5) You already developed really interesting tools and civic apps (Cartolycées, e-diplomacy, Alertepolitique, Datawrapper, …). Where do all these ideas come from? Could you explain more about the conception process and its context?
Most of our projects start at the coffee table, within the company or with clients and partners. We then take these ideas from a drawing on a napkin to full-fledged products. We sometimes have to find funding in the process. Clients are very open to experimenting with new ideas. In the case of E-diplomacy, for instance, a visualisation of diplomats’ Twitter streams for Agence France Presse, the tool really emerged from a back-and-forth ideation process between us and AFP journalists.
6) We know it might be difficult to choose one, but can you pitch one of your projects in particular?
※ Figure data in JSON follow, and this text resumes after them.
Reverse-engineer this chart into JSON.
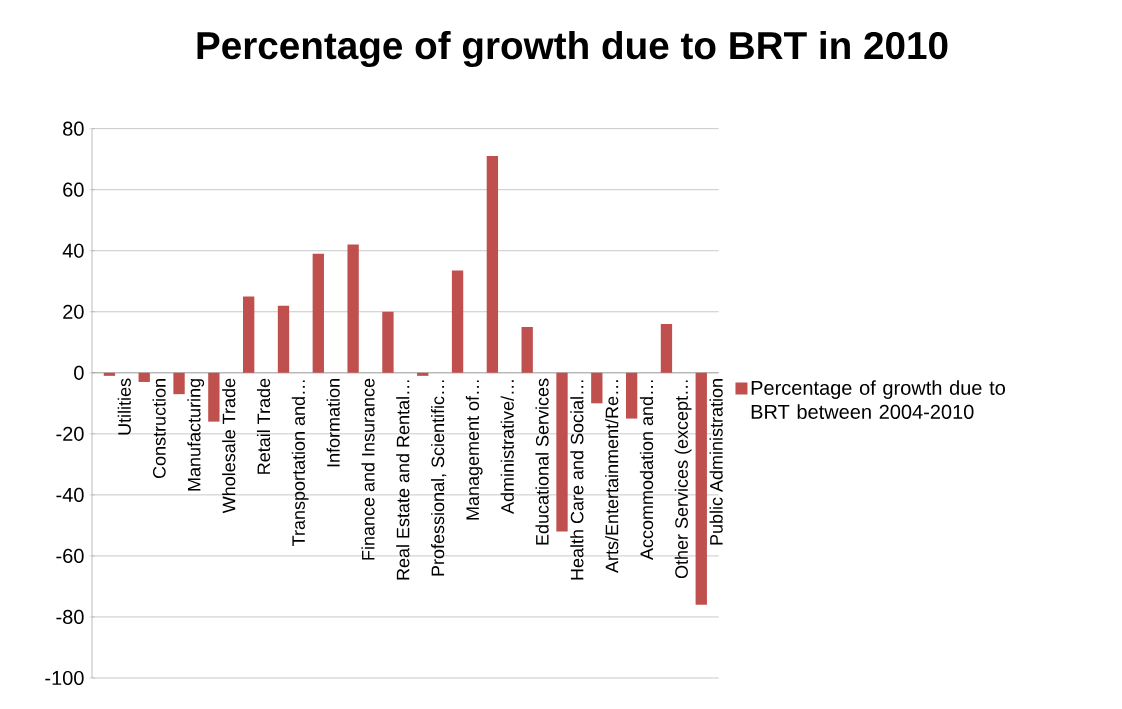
{
  "chart_data": {
    "type": "bar",
    "title": "Percentage of growth due to BRT in 2010",
    "categories": [
      "Utilities",
      "Construction",
      "Manufacturing",
      "Wholesale Trade",
      "Retail Trade",
      "Transportation and…",
      "Information",
      "Finance and Insurance",
      "Real Estate and Rental…",
      "Professional, Scientific…",
      "Management of…",
      "Administrative/…",
      "Educational Services",
      "Health Care and Social…",
      "Arts/Entertainment/Re…",
      "Accommodation and…",
      "Other Services (except…",
      "Public Administration"
    ],
    "series": [
      {
        "name": "Percentage of growth due to BRT between 2004-2010",
        "color": "#c0504d",
        "values": [
          -1,
          -3,
          -7,
          -16,
          25,
          22,
          39,
          42,
          20,
          -1,
          33.5,
          71,
          15,
          -52,
          -10,
          -15,
          16,
          -76
        ]
      }
    ],
    "ylim": [
      -100,
      80
    ],
    "yticks": [
      -100,
      -80,
      -60,
      -40,
      -20,
      0,
      20,
      40,
      60,
      80
    ],
    "grid": "y",
    "legend": "right"
  }
}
Perhaps the one you consider the most useful?
I’ll take the latest project we released, called SpendingStories. We had this idea with the Open Knowledge Foundation (OKF), which financed the project through a grant from the Knight Foundation. With its OpenSpending project, OKF collects a lot of data on budgets and spending throughout the world. But not many people know how to read, much less make sense of, this data. So we built a very simple interface that let people enter any amount, in any currency, and see how it compares to items in different budgets. We hope it’ll make it easier for journalists to put things into perspective when a politician announces a million or billion-euro plan, instead of resorting to meaningless comparisons such as “this is as much as the GDP of [insert country here]”. You can access the demo version of SpendingStories, which contains data about UK public spending, here: http://okf-spendingstories.herokuapp.com
7) You release most of your projects as Open Source. What is the motivation behind this? What are the benefits for a private company like yours in a market economy?
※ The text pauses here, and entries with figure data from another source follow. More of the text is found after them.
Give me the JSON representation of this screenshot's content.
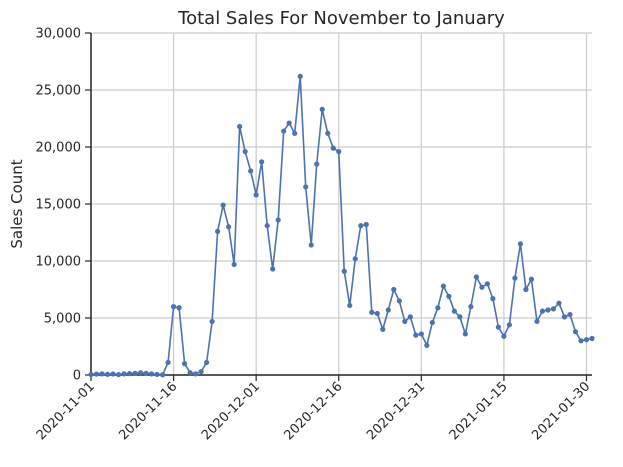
{
  "chart_data": {
    "type": "line",
    "title": "Total Sales For November to January",
    "xlabel": "",
    "ylabel": "Sales Count",
    "ylim": [
      0,
      30000
    ],
    "xlim": [
      "2020-11-01",
      "2021-01-31"
    ],
    "grid": true,
    "x_ticks": [
      "2020-11-01",
      "2020-11-16",
      "2020-12-01",
      "2020-12-16",
      "2020-12-31",
      "2021-01-15",
      "2021-01-30"
    ],
    "y_ticks": [
      "0",
      "5,000",
      "10,000",
      "15,000",
      "20,000",
      "25,000",
      "30,000"
    ],
    "series": [
      {
        "color": "#4c72b0",
        "x": [
          "2020-11-01",
          "2020-11-02",
          "2020-11-03",
          "2020-11-04",
          "2020-11-05",
          "2020-11-06",
          "2020-11-07",
          "2020-11-08",
          "2020-11-09",
          "2020-11-10",
          "2020-11-11",
          "2020-11-12",
          "2020-11-13",
          "2020-11-14",
          "2020-11-15",
          "2020-11-16",
          "2020-11-17",
          "2020-11-18",
          "2020-11-19",
          "2020-11-20",
          "2020-11-21",
          "2020-11-22",
          "2020-11-23",
          "2020-11-24",
          "2020-11-25",
          "2020-11-26",
          "2020-11-27",
          "2020-11-28",
          "2020-11-29",
          "2020-11-30",
          "2020-12-01",
          "2020-12-02",
          "2020-12-03",
          "2020-12-04",
          "2020-12-05",
          "2020-12-06",
          "2020-12-07",
          "2020-12-08",
          "2020-12-09",
          "2020-12-10",
          "2020-12-11",
          "2020-12-12",
          "2020-12-13",
          "2020-12-14",
          "2020-12-15",
          "2020-12-16",
          "2020-12-17",
          "2020-12-18",
          "2020-12-19",
          "2020-12-20",
          "2020-12-21",
          "2020-12-22",
          "2020-12-23",
          "2020-12-24",
          "2020-12-25",
          "2020-12-26",
          "2020-12-27",
          "2020-12-28",
          "2020-12-29",
          "2020-12-30",
          "2020-12-31",
          "2021-01-01",
          "2021-01-02",
          "2021-01-03",
          "2021-01-04",
          "2021-01-05",
          "2021-01-06",
          "2021-01-07",
          "2021-01-08",
          "2021-01-09",
          "2021-01-10",
          "2021-01-11",
          "2021-01-12",
          "2021-01-13",
          "2021-01-14",
          "2021-01-15",
          "2021-01-16",
          "2021-01-17",
          "2021-01-18",
          "2021-01-19",
          "2021-01-20",
          "2021-01-21",
          "2021-01-22",
          "2021-01-23",
          "2021-01-24",
          "2021-01-25",
          "2021-01-26",
          "2021-01-27",
          "2021-01-28",
          "2021-01-29",
          "2021-01-30",
          "2021-01-31"
        ],
        "values": [
          50,
          80,
          100,
          60,
          90,
          40,
          100,
          120,
          150,
          200,
          150,
          100,
          50,
          20,
          1100,
          6000,
          5900,
          1000,
          200,
          100,
          300,
          1100,
          4700,
          12600,
          14900,
          13000,
          9700,
          21800,
          19600,
          17900,
          15800,
          18700,
          13100,
          9300,
          13600,
          21400,
          22100,
          21200,
          26200,
          16500,
          11400,
          18500,
          23300,
          21200,
          19900,
          19600,
          9100,
          6100,
          10200,
          13100,
          13200,
          5500,
          5400,
          4000,
          5700,
          7500,
          6500,
          4700,
          5100,
          3500,
          3600,
          2600,
          4600,
          5900,
          7800,
          6900,
          5600,
          5100,
          3600,
          6000,
          8600,
          7700,
          8000,
          6700,
          4200,
          3400,
          4400,
          8500,
          11500,
          7500,
          8400,
          4700,
          5600,
          5700,
          5800,
          6300,
          5100,
          5300,
          3800,
          3000,
          3100,
          3200
        ]
      }
    ]
  }
}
There are several reasons. One is practical: Open source projects are granted privileges by many companies eager to encourage openness. We don’t pay to host our code at Github and many APIs and other services are free for open source projects. It’s also a great way to showcase our work to other developers and make sure that we code in a clean manner. It’s great to ensure a high quality in our work.
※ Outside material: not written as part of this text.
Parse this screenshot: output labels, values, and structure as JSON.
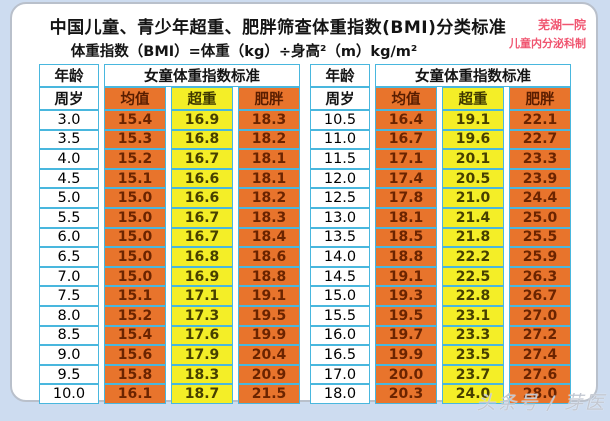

So far, we haven’t coded anything that is worth protecting for its technical value. What we sell to clients is our expertise rather than our code proper. They know that we’ll develop an app or a variation of an app much faster than they would, so it makes a lot of sense for them to pay us rather than simply take the code and do it themselves.
8) Where do you find the data you are working with? Does this data already exist or does it have to be collected before? Is the data already open and available? Which are the Open Data platforms you are using the most?
There’s no fixed rule. Sometimes we’ll tell stories using open data. Sometimes we’ll do a Freedom of Information request. Sometimes we’ll scrape it. Sometimes we’ll obtain it though leaked documents. Sometimes we structure already available data. And if we still don’t find what we need, we crowdsource data collection.
As for open data platforms, the World Bank’s is certainly the most useable. It’s great to see institutions such as the IMF and Eurostat making their data available. But I’m not a fan of the newer brand of data catalogs, Ã la data.gov. Most of them simply aggregate data that was already published somewhere else and add little value in the process.
9) Let’s talk about what it’s still to come. In your opinion, how will data-journalism evolve in the upcoming years and what are the future steps for Journalism++?
We want to become the number one network of data-journalism companies worldwide: a dozen of financially independent companies operating in close cooperation, so as to be able to launch large-scale journalism projects at anytime and keep hacking things!